I would like to prove or give a counterexample for the following statement:
Let $(S,d)$ be a complete and separable space. We define: $$ \mathcal{P}^1(S) := \{P: \mathcal{B}_S \rightarrow [0,1] \mid P \mbox{ probability measure, }\exists a \in S: \int d(x,a) P(dx) < \infty\} $$ Let $(P_n)_n, P$ all be in $\mathcal{P^1}(S)$ and suppose we have for any $f:S \rightarrow \mathbb{R}$ with $\forall x,y \in S: |f(x) - f(y)| \leq d(x,y): \int f \, dP_n \rightarrow \int f \, dP$ then there is some $a \in S$ for which: $$\lim_{M \rightarrow \infty} \sup_{n\in \mathbb{N}} \int_{\{(d(a,\cdot) > M\}} d(a,x) \, dP_n =0.$$
Note that it follows easily by taking $f/k$ if $f$ is Lipschitz with Lipschitz constant $k$ that we have convergence $\int f \, dP_n \rightarrow \int f \, dP$ for all Lipschitz functions $f$ and thus by the Portmanteau theorem it follows that we have weak convergence (but this convergence is stronger than weak convergence since we also have convergence for unbounded functions).

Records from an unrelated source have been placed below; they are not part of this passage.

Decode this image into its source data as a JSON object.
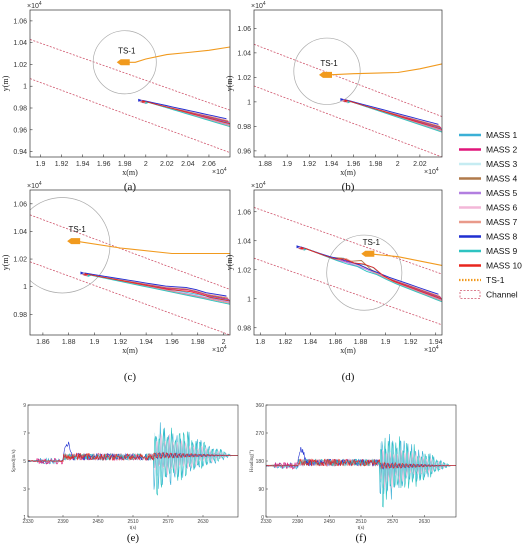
{
  "chart_data": [
    {
      "id": "a",
      "type": "line",
      "caption": "(a)",
      "xlabel": "x(m)",
      "ylabel": "y(m)",
      "x_exponent": "×10^4",
      "y_exponent": "×10^4",
      "xlim": [
        1.89,
        2.08
      ],
      "ylim": [
        0.935,
        1.07
      ],
      "xticks": [
        1.9,
        1.92,
        1.94,
        1.96,
        1.98,
        2,
        2.02,
        2.04,
        2.06
      ],
      "yticks": [
        0.94,
        0.96,
        0.98,
        1,
        1.02,
        1.04,
        1.06
      ],
      "ts_label": "TS-1",
      "channel": [
        [
          [
            1.89,
            1.043
          ],
          [
            2.08,
            0.978
          ]
        ],
        [
          [
            1.89,
            1.007
          ],
          [
            2.08,
            0.939
          ]
        ]
      ],
      "circle": {
        "center": [
          1.98,
          1.022
        ],
        "r": 0.03
      },
      "ts_track": [
        [
          1.98,
          1.022
        ],
        [
          1.99,
          1.022
        ],
        [
          2.0,
          1.025
        ],
        [
          2.02,
          1.029
        ],
        [
          2.04,
          1.031
        ],
        [
          2.06,
          1.033
        ],
        [
          2.08,
          1.036
        ]
      ],
      "ts_ship": [
        1.98,
        1.022
      ],
      "mass_tracks": [
        {
          "x0": 2.0,
          "y0": 0.986,
          "x1": 2.08,
          "y1": 0.966
        },
        {
          "x0": 2.004,
          "y0": 0.984,
          "x1": 2.08,
          "y1": 0.964
        }
      ]
    },
    {
      "id": "b",
      "type": "line",
      "caption": "(b)",
      "xlabel": "x(m)",
      "ylabel": "y(m)",
      "x_exponent": "×10^4",
      "y_exponent": "×10^4",
      "xlim": [
        1.87,
        2.04
      ],
      "ylim": [
        0.955,
        1.075
      ],
      "xticks": [
        1.88,
        1.9,
        1.92,
        1.94,
        1.96,
        1.98,
        2,
        2.02
      ],
      "yticks": [
        0.96,
        0.98,
        1,
        1.02,
        1.04,
        1.06
      ],
      "ts_label": "TS-1",
      "channel": [
        [
          [
            1.87,
            1.047
          ],
          [
            2.04,
            0.988
          ]
        ],
        [
          [
            1.87,
            1.013
          ],
          [
            2.04,
            0.955
          ]
        ]
      ],
      "circle": {
        "center": [
          1.936,
          1.025
        ],
        "r": 0.03
      },
      "ts_track": [
        [
          1.936,
          1.022
        ],
        [
          1.96,
          1.023
        ],
        [
          2.0,
          1.024
        ],
        [
          2.02,
          1.027
        ],
        [
          2.04,
          1.031
        ]
      ],
      "ts_ship": [
        1.936,
        1.022
      ],
      "mass_tracks": [
        {
          "x0": 1.955,
          "y0": 1.001,
          "x1": 2.04,
          "y1": 0.978
        },
        {
          "x0": 1.96,
          "y0": 0.998,
          "x1": 2.04,
          "y1": 0.975
        }
      ]
    },
    {
      "id": "c",
      "type": "line",
      "caption": "(c)",
      "xlabel": "x(m)",
      "ylabel": "y(m)",
      "x_exponent": "×10^4",
      "y_exponent": "×10^4",
      "xlim": [
        1.85,
        2.005
      ],
      "ylim": [
        0.965,
        1.07
      ],
      "xticks": [
        1.86,
        1.88,
        1.9,
        1.92,
        1.94,
        1.96,
        1.98,
        2
      ],
      "yticks": [
        0.98,
        1,
        1.02,
        1.04,
        1.06
      ],
      "ts_label": "TS-1",
      "channel": [
        [
          [
            1.85,
            1.052
          ],
          [
            2.005,
            0.998
          ]
        ],
        [
          [
            1.85,
            1.018
          ],
          [
            2.005,
            0.965
          ]
        ]
      ],
      "circle": {
        "center": [
          1.875,
          1.03
        ],
        "r": 0.037
      },
      "ts_track": [
        [
          1.885,
          1.033
        ],
        [
          1.92,
          1.028
        ],
        [
          1.96,
          1.024
        ],
        [
          2.005,
          1.024
        ]
      ],
      "ts_ship": [
        1.885,
        1.033
      ],
      "mass_tracks": [
        {
          "x0": 1.895,
          "y0": 1.009,
          "x1": 2.005,
          "y1": 0.99
        },
        {
          "x0": 1.9,
          "y0": 1.005,
          "x1": 2.005,
          "y1": 0.986
        }
      ]
    },
    {
      "id": "d",
      "type": "line",
      "caption": "(d)",
      "xlabel": "x(m)",
      "ylabel": "y(m)",
      "x_exponent": "×10^4",
      "y_exponent": "×10^4",
      "xlim": [
        1.795,
        1.945
      ],
      "ylim": [
        0.975,
        1.075
      ],
      "xticks": [
        1.8,
        1.82,
        1.84,
        1.86,
        1.88,
        1.9,
        1.92,
        1.94
      ],
      "yticks": [
        0.98,
        1,
        1.02,
        1.04,
        1.06
      ],
      "ts_label": "TS-1",
      "channel": [
        [
          [
            1.795,
            1.063
          ],
          [
            1.945,
            1.017
          ]
        ],
        [
          [
            1.795,
            1.028
          ],
          [
            1.945,
            0.982
          ]
        ]
      ],
      "circle": {
        "center": [
          1.883,
          1.018
        ],
        "r": 0.03
      },
      "ts_track": [
        [
          1.887,
          1.031
        ],
        [
          1.91,
          1.029
        ],
        [
          1.945,
          1.023
        ]
      ],
      "ts_ship": [
        1.887,
        1.031
      ],
      "mass_tracks": [
        {
          "x0": 1.835,
          "y0": 1.035,
          "x1": 1.945,
          "y1": 1.0
        },
        {
          "x0": 1.84,
          "y0": 1.031,
          "x1": 1.945,
          "y1": 0.998
        }
      ]
    },
    {
      "id": "e",
      "type": "line",
      "caption": "(e)",
      "xlabel": "t(s)",
      "ylabel": "Speed(m/s)",
      "xlim": [
        2330,
        2690
      ],
      "ylim": [
        1,
        9
      ],
      "xticks": [
        2330,
        2390,
        2450,
        2510,
        2570,
        2630
      ],
      "yticks": [
        1,
        3,
        5,
        7,
        9
      ],
      "base": 5.0,
      "phase1": [
        2390,
        2545,
        5.3
      ],
      "phase2": [
        2550,
        2690,
        5.4
      ]
    },
    {
      "id": "f",
      "type": "line",
      "caption": "(f)",
      "xlabel": "t(s)",
      "ylabel": "Heading(°)",
      "xlim": [
        2330,
        2690
      ],
      "ylim": [
        0,
        360
      ],
      "xticks": [
        2330,
        2390,
        2450,
        2510,
        2570,
        2630
      ],
      "yticks": [
        0,
        90,
        180,
        270,
        360
      ],
      "base": 165,
      "phase1": [
        2390,
        2545,
        175
      ],
      "phase2": [
        2550,
        2690,
        165
      ]
    }
  ],
  "legend": [
    {
      "name": "MASS 1",
      "color": "#3bb0d6",
      "style": "solid"
    },
    {
      "name": "MASS 2",
      "color": "#e0157a",
      "style": "solid"
    },
    {
      "name": "MASS 3",
      "color": "#c6ecf2",
      "style": "solid"
    },
    {
      "name": "MASS 4",
      "color": "#b07a4a",
      "style": "solid"
    },
    {
      "name": "MASS 5",
      "color": "#b27fe0",
      "style": "solid"
    },
    {
      "name": "MASS 6",
      "color": "#f3b7d8",
      "style": "solid"
    },
    {
      "name": "MASS 7",
      "color": "#e99a8a",
      "style": "solid"
    },
    {
      "name": "MASS 8",
      "color": "#1f2fd1",
      "style": "solid"
    },
    {
      "name": "MASS 9",
      "color": "#2ec3c1",
      "style": "solid"
    },
    {
      "name": "MASS 10",
      "color": "#e8261e",
      "style": "solid"
    },
    {
      "name": "TS-1",
      "color": "#f19a1e",
      "style": "dotted"
    },
    {
      "name": "Channel",
      "color": "#d0566d",
      "style": "box"
    }
  ],
  "colors": {
    "ts": "#f19a1e",
    "channel": "#d0566d",
    "circle": "#aaaaaa",
    "axis": "#333333"
  }
}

Because of the weak convergence, there is a probability space $(\Omega,\mathcal F,\Bbb P)$ and random variables $X_1,X_2,\ldots,X$ defined thereon, with values in $S$, such that (i) $P_n$ is the distribution of $X_n$ (i.e., $\Bbb P(X_n\in B)=P_n(B)$ for all Borel $B\subset S$), (ii) $P$ is the distribution of $X$, and (iii) $\lim_{n\to\infty} X_n(\omega)=X(\omega)$ for all $\omega\in\Omega$. (This is Skorokhod's Representation Theorem.) Now fix $a\in S$ and define non-negative random variables $Y_n=d(a,X_n)$, $Y=d(a,X)$. To this sequence we can apply Scheffé's Lemma to deduce that $\|Y_n-Y\|_1\to 0$ as $n\to\infty$. This $L^1$ convergence implies the requested uniform integrability.